Hector Santos wrote:
> ----- Original Message -----
> From: "Jim Fenton" <[EMAIL PROTECTED]>
> To: "Eric Allman" <[EMAIL PROTECTED]>
> Cc: "Mark Delany" <[EMAIL PROTECTED]>; <ietf-dkim@mipassoc.org>
> Sent: Monday, May 01, 2006 7:59 PM
> Subject: Re: [ietf-dkim] Re: dkim-base-01 nits and semi-nits
>
>
>   
>> "Treat as unsigned" seems a little ambiguous when there might be
>> multiple signatures.  It might be interpreted as "treat the message as
>> though it is completely unsigned" as opposed to "consider this signature
>> invalid" which I think is your intent.
>>     
>
> Jim,
>
> I hope not.
>
> I understand the proposed pseudo procedure to handling multiple signatures,
> looking for one that "works,",  but it completely fascinates me to think how
> failure state information can be ignored.
>
> How can one treat, view or interpret a failure signature as "unsigned" when
> in fact, it was signed?
>   
I don't think the wording "consider this signature invalid" requires the
verifier to consider a signature failure as "unsigned".  Yes, as I said
in http://article.gmane.org/gmane.ietf.dkim/1751, I think one should
consider failed signatures as if they aren't there, but I'm not sure
that's something to include in the -base specification.  Other
opinions?  How prescriptive should we be about how the verifier handles
this?

Here's a good "if a tree falls in the woods..." sort of question to
ponder:  If someone attaches a DKIM-Signature header field that they
know is invalid to a message, was the message signed?  If not, how can
you say that "in fact, it was signed"?
> Continuing processing is one thing,  but treated it as it never happen?  I
> fail to see this logic. Even if not rejected, but logged or flagged, that is
> not treated it as it was unsigned.
>
> If I was a domain signer, and I was responsible for this mail with my
> reputation on the line, I would want the verifier to prune all failures
> because it was not what I expected and I don't want potentially harmful
> mail, which is probably isn't mind to begin with, reaching the intended
> end-user.
>   
Keep that thought for the SSP discussion.
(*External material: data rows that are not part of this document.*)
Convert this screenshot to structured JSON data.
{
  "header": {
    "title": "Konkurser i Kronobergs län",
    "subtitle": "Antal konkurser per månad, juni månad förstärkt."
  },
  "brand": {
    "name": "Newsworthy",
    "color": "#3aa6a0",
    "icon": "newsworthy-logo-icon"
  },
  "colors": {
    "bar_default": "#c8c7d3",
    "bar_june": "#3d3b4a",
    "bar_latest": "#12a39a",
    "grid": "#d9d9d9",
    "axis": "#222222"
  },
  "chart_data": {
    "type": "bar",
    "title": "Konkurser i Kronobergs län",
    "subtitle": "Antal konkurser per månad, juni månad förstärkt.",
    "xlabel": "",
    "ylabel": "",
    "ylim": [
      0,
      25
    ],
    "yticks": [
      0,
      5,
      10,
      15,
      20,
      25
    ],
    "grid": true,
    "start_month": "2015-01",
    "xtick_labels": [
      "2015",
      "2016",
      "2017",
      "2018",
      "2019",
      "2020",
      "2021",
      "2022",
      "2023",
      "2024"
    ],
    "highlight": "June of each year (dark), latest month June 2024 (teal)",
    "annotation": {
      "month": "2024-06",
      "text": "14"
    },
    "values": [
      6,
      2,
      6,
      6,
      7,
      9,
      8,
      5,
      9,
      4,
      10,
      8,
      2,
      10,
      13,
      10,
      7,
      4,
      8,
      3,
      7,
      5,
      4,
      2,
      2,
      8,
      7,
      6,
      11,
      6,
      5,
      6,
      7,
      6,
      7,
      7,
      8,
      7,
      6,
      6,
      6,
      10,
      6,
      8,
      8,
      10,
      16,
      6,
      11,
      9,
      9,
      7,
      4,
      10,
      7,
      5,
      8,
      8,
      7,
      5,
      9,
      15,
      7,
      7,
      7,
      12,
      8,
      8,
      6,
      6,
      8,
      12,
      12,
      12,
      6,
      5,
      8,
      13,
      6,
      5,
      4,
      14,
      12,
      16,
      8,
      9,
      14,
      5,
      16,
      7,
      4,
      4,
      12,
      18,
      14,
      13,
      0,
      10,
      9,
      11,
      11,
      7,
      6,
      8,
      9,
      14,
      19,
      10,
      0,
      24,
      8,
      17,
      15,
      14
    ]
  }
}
> And even if the verifier is not going to reject, I certainly do not want it
> to ignore the fact there was a failure with mail purported to be from
> domain.
>
> So what or how should the verifier do?  What is expected of them by domain
> signers?
>
> I can only see this work if the verifiers gets help from the domain itself
> having an email policy that tells verifiers how to handle failures.
>   
That's a direction we could go with SSP, when we get to that discussion.